Die Werbenerin Anja Rose arbeitet an einem Roman, möchte Neugierige teilhaben lassen an dem Menschen und Künstler, den sie liebte, der 2009 an Krebs verstarb und der am 29. Mai 58 Jahre alt geworden wäre. Bernhard Rapp war damals in Werben angekommen, "kaufte sich nicht zufällig ein Haus" in dem Städtchen. Die Liebe verschlug den Künstler an die Elbe. Und dort erinnert eine Exposition an ihn und seine Aufnahmen. Anja Rose, die Passagen aus dem Roman-Manuskript "Mein Engel, der mich trägt" am Sonnabend vorlas, übergab dem Ehepaar Bahß mehr als 3500 Negative, der größte Teil Schwarz-Weiß-Fotografie.
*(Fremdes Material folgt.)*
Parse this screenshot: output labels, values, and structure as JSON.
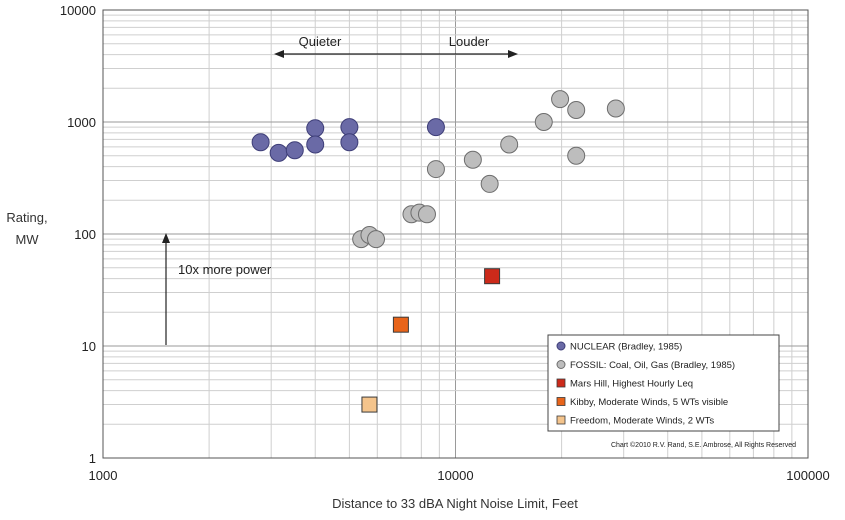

Ingrid Bahß sprach von "enormem Arbeitsaufwand", die Negative auszuwählen und zu scannen. "Es war eine Entdeckungsreise, die uns fesselte", berührten sie und ihren Ehemann die Bilder. "Die Fotos erinnern uns an Gespräche mit Bernhard."

Rapp gab seinen Gedanken und Gefühlen eine künstlerische Form. Er hätte es verstanden, Bildern ein Gesicht zu geben. "Ohne geübten Blick hätten diese nicht entstehen können." Neugierige können noch bis 15. Juni die "Spiegel feature" genannte Ausstellung in der Salzkirche in Augenschein nehmen.

Aus gutem Grund wählten die Organisatoren den Musiker Eric Zeiler aus, der die Vernissage bereicherte. Der Kölner ist für seinen Blues mit der Mundharmonika bekannt, so wie ihn auch Rapp liebte. Bereits am Freitagabend trat er in der Sakristei der Johanniskirche in Werben auf.